Chip and system design for data centers push the limits of today’s capabilities in the areas of chip-design, hardware/software co-development, board development, and system analysis. Optimization for individual computing workloads requires flexibility to include domain-specific accelerators and to create multiple derivatives and design options with as little lead time as possible. Also, design complexities today extend beyond the current reticle limits for yield-efficient manufacturing. The assembly of chiplets has emerged as the solution.
Explore how Cadence’s integrated 3D-IC assembly offerings create fast derivatives of disaggregated systems on chip (SoCs). See how our integrated design tools, combined with Cadence design and processor IP, enable designs optimized for low power, thermal effects, and energy consumption, an essential requirement for hyperscaled data centers.
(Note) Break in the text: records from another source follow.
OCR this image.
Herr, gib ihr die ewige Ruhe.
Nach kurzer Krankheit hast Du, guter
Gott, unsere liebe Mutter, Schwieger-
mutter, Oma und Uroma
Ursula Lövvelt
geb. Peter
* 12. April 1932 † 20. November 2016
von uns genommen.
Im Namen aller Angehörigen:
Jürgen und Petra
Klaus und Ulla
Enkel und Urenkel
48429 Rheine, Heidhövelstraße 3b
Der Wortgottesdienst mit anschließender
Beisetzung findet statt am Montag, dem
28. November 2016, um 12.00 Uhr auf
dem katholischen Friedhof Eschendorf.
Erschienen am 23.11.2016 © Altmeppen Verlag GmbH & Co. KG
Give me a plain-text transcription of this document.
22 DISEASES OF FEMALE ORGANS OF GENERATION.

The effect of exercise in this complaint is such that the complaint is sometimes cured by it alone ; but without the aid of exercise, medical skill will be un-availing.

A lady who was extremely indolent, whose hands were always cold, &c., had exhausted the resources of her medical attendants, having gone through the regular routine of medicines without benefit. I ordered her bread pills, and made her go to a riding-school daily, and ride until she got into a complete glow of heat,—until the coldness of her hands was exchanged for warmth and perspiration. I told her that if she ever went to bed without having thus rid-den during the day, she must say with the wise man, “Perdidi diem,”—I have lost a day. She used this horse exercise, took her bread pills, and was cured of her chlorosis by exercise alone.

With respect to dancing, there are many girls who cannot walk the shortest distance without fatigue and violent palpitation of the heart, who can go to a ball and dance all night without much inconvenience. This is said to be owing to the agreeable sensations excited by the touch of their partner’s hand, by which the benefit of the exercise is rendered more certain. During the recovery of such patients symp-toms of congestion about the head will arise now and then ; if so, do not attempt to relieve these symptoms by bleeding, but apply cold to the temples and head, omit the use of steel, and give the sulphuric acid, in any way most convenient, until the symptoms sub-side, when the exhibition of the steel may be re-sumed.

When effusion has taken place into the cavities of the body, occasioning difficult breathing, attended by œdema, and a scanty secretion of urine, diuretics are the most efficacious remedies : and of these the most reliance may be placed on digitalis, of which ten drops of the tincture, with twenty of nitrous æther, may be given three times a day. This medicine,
Learn how to use emulation, prototyping, and metric-driven verification to optimize hardware/software interaction and shift-left software development. Experience the flows for AI/ML designs, which provide everything from silicon IP and high-level synthesis to high-capacity verification and AI/ML-optimized implementation and system assembly.
Some of the key system architecture decisions in the era of hyperscale computing revolve around computing and storage. Depending on latency requirements dictated by the applications under development, compute may happen at the sensors, on mobile devices, in near- or far-edge nodes, or in local and cloud data centers. Low-power, energy, and thermal requirements may require compute to be offloaded from mobile devices. These decisions are highly application-dependent and require a keen understanding of the data journey—from sensing to actionable AI/ML-driven decisions/insights that impact our day-to-day lives.
Explore how Cadence’s emulation, verification, and FPGA-based prototyping offerings allow early software development for mobile and edge devices, providing the performance assessments required for specific compute workloads. Learn how edge-optimized, extendible processor and design IP accelerates product development and lets design teams achieve the most energy-optimized hardware/software implementations. See how the integrated Cadence design flows across verification, digital and custom implementation, and system analysis enable low-power-, energy-, and thermal-optimized domain-specific products.
Wired and wireless networks are the backbone that allows data to seamlessly flow through hyperscaled networks, with 5G providing next-generation wireless networks and faster and faster Ethernet and optical connections to build wired connections.
Discover how Cadence products enable 5G RF module designs for handsets, making use of the very large bandwidth offered by millimeter wave (mmWave), and how co-design of RFIC, package, and modules allow design teams to more quickly design smaller, lower power devices that are optimized using system-level thermal and electromagnetic (EM) analysis. Explore how Cadence design tools can help you meet high-frequency and beamforming requirements for 5G radioheads. Learn about Cadence’s integrated silicon photonic and electronic co-design for optical transceivers and 100G Ethernet IP support for complicated 5G fronthaul connectivity to multiple radioheads.